I finally received my farewell card, and I have to say, I was pretty surprised. Out of the 21 people who signed my card, only one of them was a one-liner (and for some reason, that person signed my name instead of their own, so I don’t know who they are!!!). In fact, quite a lot of them were saying that I’d be welcome back anytime, referencing something in particular about me or our time together, or saying how lucky my new team was to have me. The first and third comments could be something that they say to everyone, but I feel like some of them are sincere.

On one hand, you have me. I’m well-liked by the people I work with (for the most part), and I think people genuinely enjoy being around me, but I don’t deliver results. Well, I do deliver them, but late. However, people are willing to go the extra mile for me (perhaps because they know I’ll do the same?). I am the carrot.

On the other hand, you have Results Guy. I actually think people may be scared of him. He delivers results, but I’m starting to wonder how many resumes are floating around. He is the stick.

That being said, I feel that like begets like. The people who stick around in Results Guy’s world will be the kind of people who enjoy that kind of environment. Once he gets rid of the people who consider the workplace a social environment (like myself to some degree), the only people remaining will be the ones who want to come in, put headphones in, smash out some code, and go home. There will be no water-cooler gossip. Just work.

If people were all like me, they would chat to each other and take long lunches. They’ll help each other out and share knowledge, but work will move at a snail’s pace.

Does high team morale really increase productivity? I don’t know that it does. I mean, I have read those studies that say engaged people are less likely to take sick days, but let’s say there are 10 sick days a year: that’s 80 hours. If people in my world only work at 80% capacity (because they’re faffing about with social things the other 50%), then you’re really losing 48 weeks x 5 days x 8 hours x 0.2 = 384 hours of productivity in exchange for 80 hours (16 of which will probably be wasted anyway).

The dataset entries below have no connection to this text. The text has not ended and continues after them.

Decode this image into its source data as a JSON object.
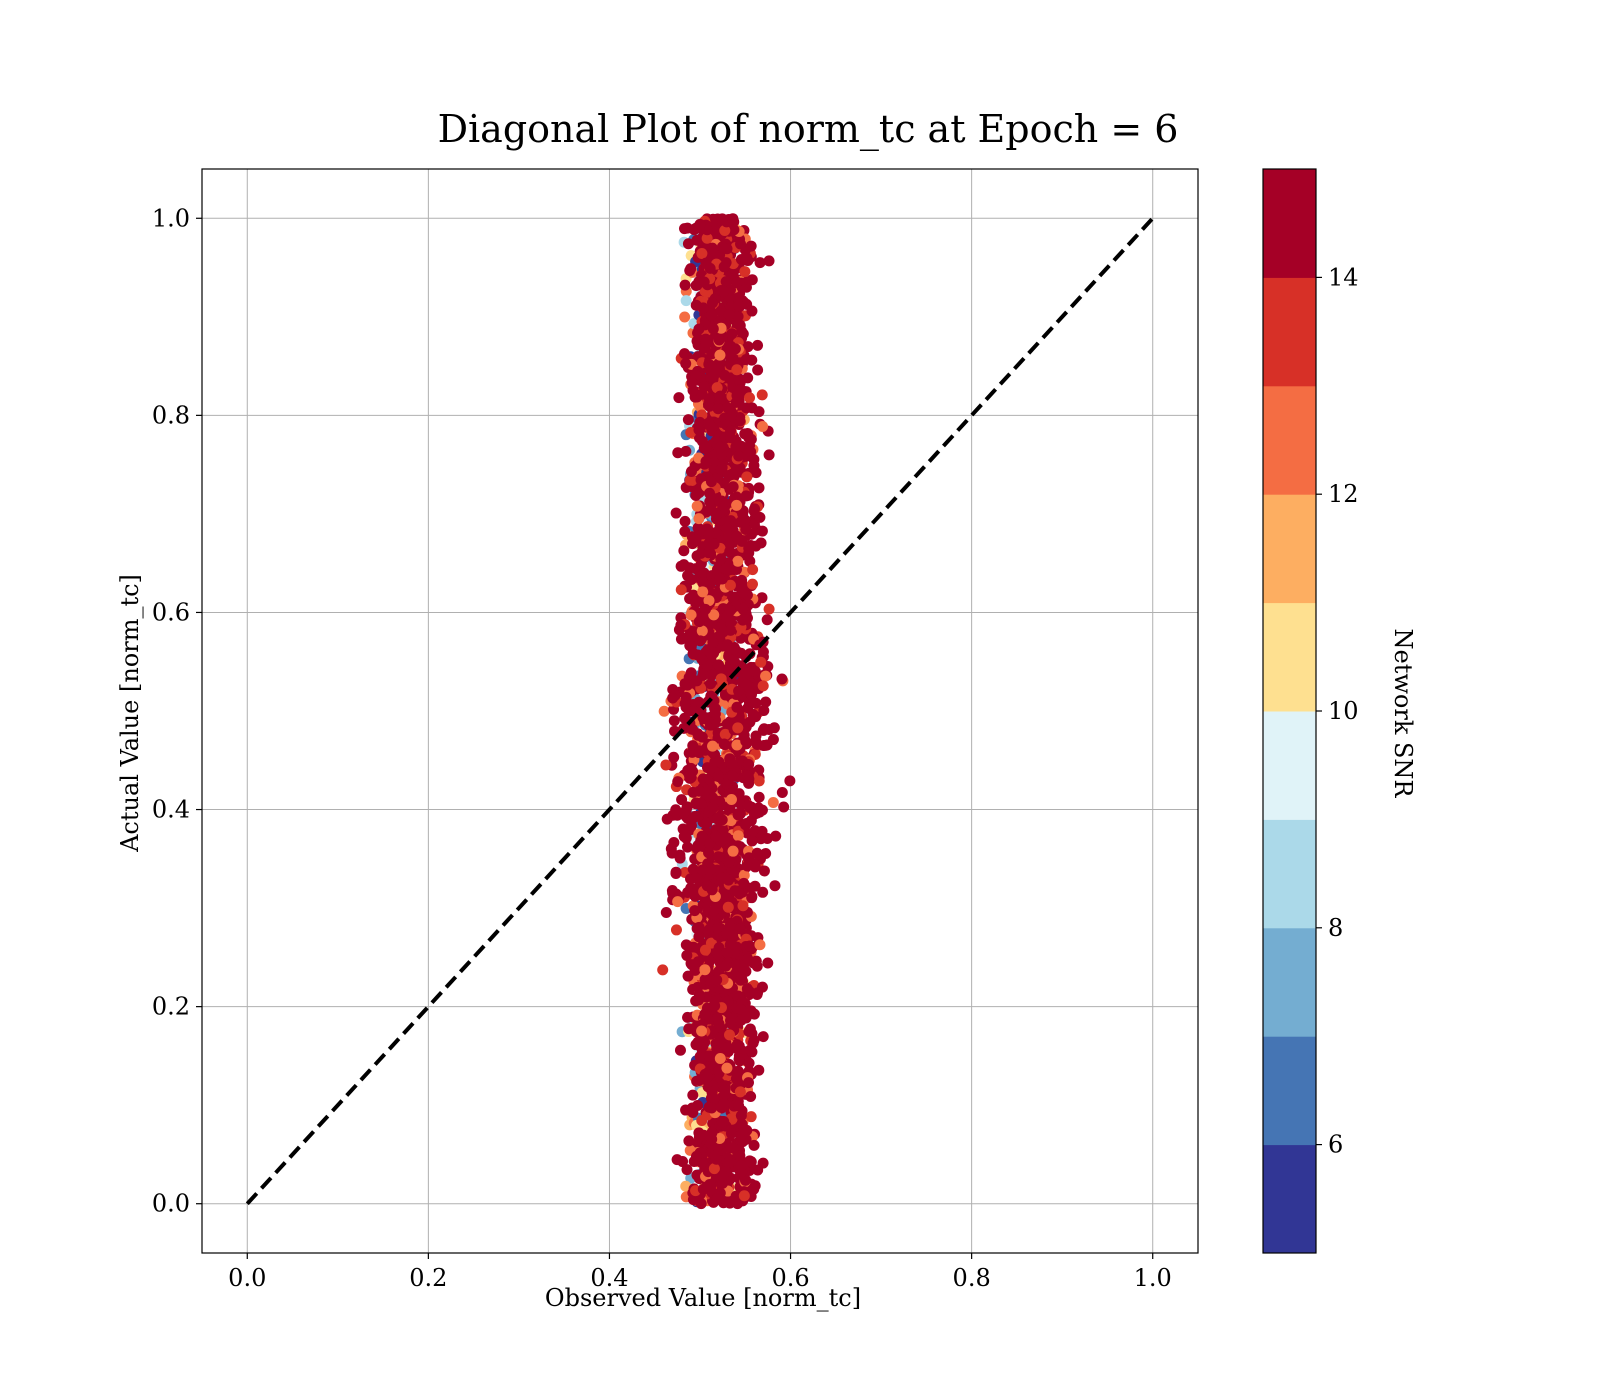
{
  "chart_data": {
    "type": "scatter",
    "title": "Diagonal Plot of norm_tc at Epoch = 6",
    "xlabel": "Observed Value [norm_tc]",
    "ylabel": "Actual Value [norm_tc]",
    "xlim": [
      -0.05,
      1.05
    ],
    "ylim": [
      -0.05,
      1.05
    ],
    "xticks": [
      0.0,
      0.2,
      0.4,
      0.6,
      0.8,
      1.0
    ],
    "yticks": [
      0.0,
      0.2,
      0.4,
      0.6,
      0.8,
      1.0
    ],
    "xtick_labels": [
      "0.0",
      "0.2",
      "0.4",
      "0.6",
      "0.8",
      "1.0"
    ],
    "ytick_labels": [
      "0.0",
      "0.2",
      "0.4",
      "0.6",
      "0.8",
      "1.0"
    ],
    "grid": true,
    "reference_line": {
      "x": [
        0.0,
        1.0
      ],
      "y": [
        0.0,
        1.0
      ],
      "style": "dashed",
      "color": "#000000"
    },
    "scatter_cloud": {
      "observed_center": 0.525,
      "observed_spread_low_snr": 0.03,
      "observed_spread_high_snr": 0.05,
      "actual_range": [
        0.0,
        1.0
      ],
      "dominant_color": "#a50026"
    },
    "colorbar": {
      "label": "Network SNR",
      "min": 5,
      "max": 15,
      "ticks": [
        6,
        8,
        10,
        12,
        14
      ],
      "tick_labels": [
        "6",
        "8",
        "10",
        "12",
        "14"
      ],
      "colors": [
        "#313695",
        "#4575b4",
        "#74add1",
        "#abd9e9",
        "#e0f3f8",
        "#fee090",
        "#fdae61",
        "#f46d43",
        "#d73027",
        "#a50026"
      ]
    }
  }
}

I guess in Results Guy’s world, he may find that people will be unhappy or burn out, and then leave, and then there’s the months-long search for a replacement, who needs to resign from their current job and be trained up in their new role, which could also be months of lost productivity. My former mentor told me that he is given a yearly budget of $10,000 to do whatever he wants to keep his team happy. He said his manager figures spending $10,000 a year to keep his team engaged works out to be a lot cheaper than hiring someone new to replace any one of them. They do things like LAN parties, drinks nights, movie nights.

So it probably depends. In a start-up environment, where you’re just trying to get to the market first, and it’s just go-go-go, you want those heads down, code churners. But if you do want a team that’s longer lasting, you probably want some people like me. Someone who motivates people to come into work every day.

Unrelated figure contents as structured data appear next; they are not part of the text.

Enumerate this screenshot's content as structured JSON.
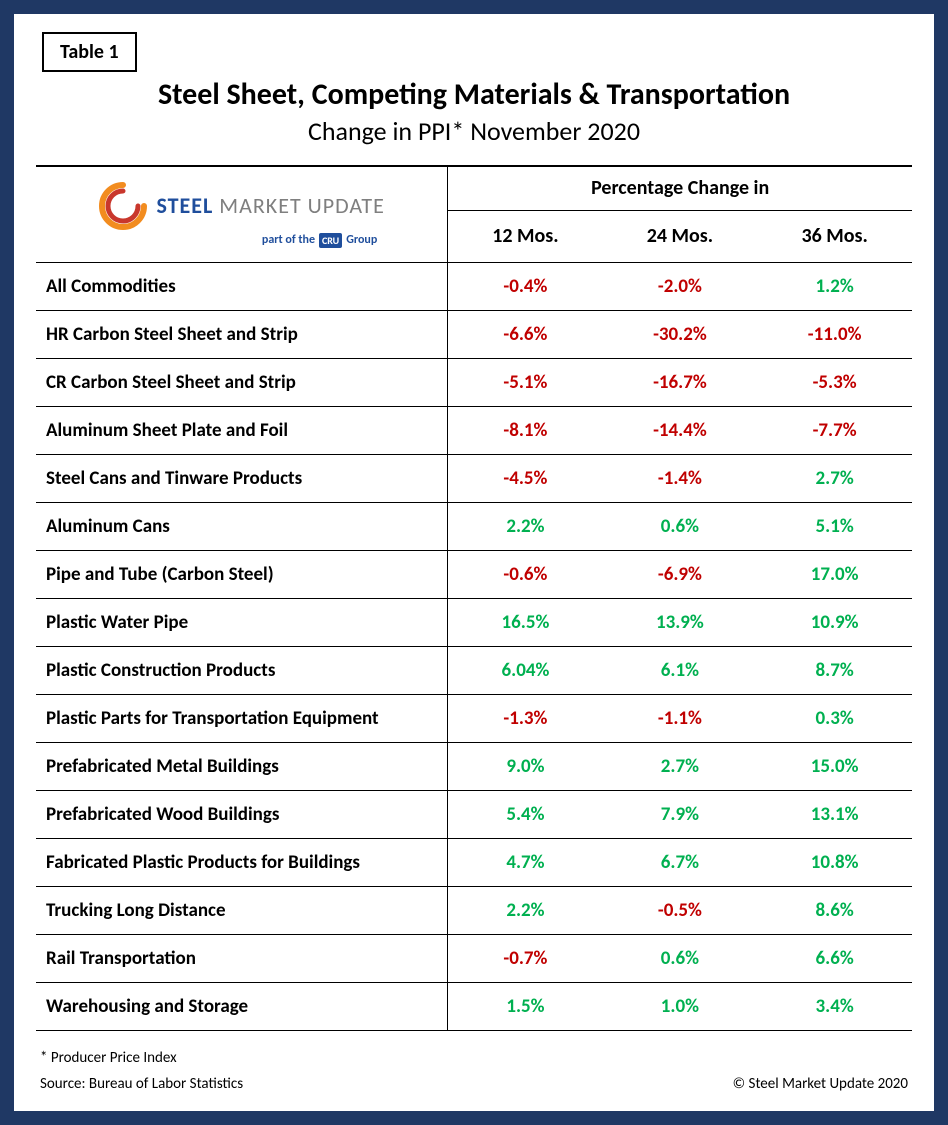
{
  "table_label": "Table 1",
  "title": "Steel Sheet, Competing Materials & Transportation",
  "subtitle": "Change in PPI* November 2020",
  "logo": {
    "word1": "STEEL",
    "word2": "MARKET",
    "word3": "UPDATE",
    "subline_prefix": "part of the",
    "subline_badge": "CRU",
    "subline_suffix": "Group",
    "swoosh_colors": {
      "outer": "#f28c1f",
      "inner": "#c9372c"
    }
  },
  "header": {
    "group_label": "Percentage Change in",
    "columns": [
      "12 Mos.",
      "24 Mos.",
      "36 Mos."
    ]
  },
  "rows": [
    {
      "label": "All Commodities",
      "v": [
        "-0.4%",
        "-2.0%",
        "1.2%"
      ]
    },
    {
      "label": "HR Carbon Steel Sheet and Strip",
      "v": [
        "-6.6%",
        "-30.2%",
        "-11.0%"
      ]
    },
    {
      "label": "CR Carbon Steel Sheet and Strip",
      "v": [
        "-5.1%",
        "-16.7%",
        "-5.3%"
      ]
    },
    {
      "label": "Aluminum Sheet Plate and Foil",
      "v": [
        "-8.1%",
        "-14.4%",
        "-7.7%"
      ]
    },
    {
      "label": "Steel Cans and Tinware Products",
      "v": [
        "-4.5%",
        "-1.4%",
        "2.7%"
      ]
    },
    {
      "label": "Aluminum Cans",
      "v": [
        "2.2%",
        "0.6%",
        "5.1%"
      ]
    },
    {
      "label": "Pipe and Tube (Carbon Steel)",
      "v": [
        "-0.6%",
        "-6.9%",
        "17.0%"
      ]
    },
    {
      "label": "Plastic Water Pipe",
      "v": [
        "16.5%",
        "13.9%",
        "10.9%"
      ]
    },
    {
      "label": "Plastic Construction Products",
      "v": [
        "6.04%",
        "6.1%",
        "8.7%"
      ]
    },
    {
      "label": "Plastic Parts for Transportation Equipment",
      "v": [
        "-1.3%",
        "-1.1%",
        "0.3%"
      ]
    },
    {
      "label": "Prefabricated Metal Buildings",
      "v": [
        "9.0%",
        "2.7%",
        "15.0%"
      ]
    },
    {
      "label": "Prefabricated Wood Buildings",
      "v": [
        "5.4%",
        "7.9%",
        "13.1%"
      ]
    },
    {
      "label": "Fabricated Plastic Products for Buildings",
      "v": [
        "4.7%",
        "6.7%",
        "10.8%"
      ]
    },
    {
      "label": "Trucking Long Distance",
      "v": [
        "2.2%",
        "-0.5%",
        "8.6%"
      ]
    },
    {
      "label": "Rail Transportation",
      "v": [
        "-0.7%",
        "0.6%",
        "6.6%"
      ]
    },
    {
      "label": "Warehousing and Storage",
      "v": [
        "1.5%",
        "1.0%",
        "3.4%"
      ]
    }
  ],
  "footer": {
    "note": "* Producer Price Index",
    "source": "Source: Bureau of Labor Statistics",
    "copyright": "© Steel Market Update 2020"
  },
  "colors": {
    "positive": "#00b050",
    "negative": "#c00000",
    "frame": "#1f3864"
  }
}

To be honest, I don’t know how many sick days I’ve saved, but I feel like even though I’m only probably 80% productive, having me around seems to make the people around me smile more, so maybe it’s worth it in the long run? the_boss called me a “nurturer”. I’ve been told that even though I’m not the strongest technically, I enhance the people around me. I used to be offended by that, but I’m starting to see that maybe it’s not the worst quality to have.

—————————

Edit: I forgot to post my stats again:

Today is the end of week 5:

Weight: 58.4 / 59.1 / 58.9 / 58.6 58.3 / 58.5
Waist: 74.5 / 75.5 / 75.5 / 74.5 73 / 75
Hips: 88 / 89 / 90.5 / 88.5 / 88.5 / 90
Bust: 89.5 / 91 / 89.5 / 90 89.5 / 92
Left thigh: 52.5 / 51.5 / 53 / 52.5 52 / 53
Left calf: 35.5 / 35.5 / 37 / 35.5 35 / 34.5
Right thigh: 53.5 / 53.5 / 54 / 53 54 / 54
Right calf: 36.5 / 36 / 36.5 / 35 36 / 35.5
Left bicep: 31 / 29 / 29  / 29 30 / 28
Right bicep: 30 / 29 / 30.5 / 30.5 32 / 29.5

I’ve decided to reward myself with KFC if I manage to achieve my goal by the end of the 12 weeks.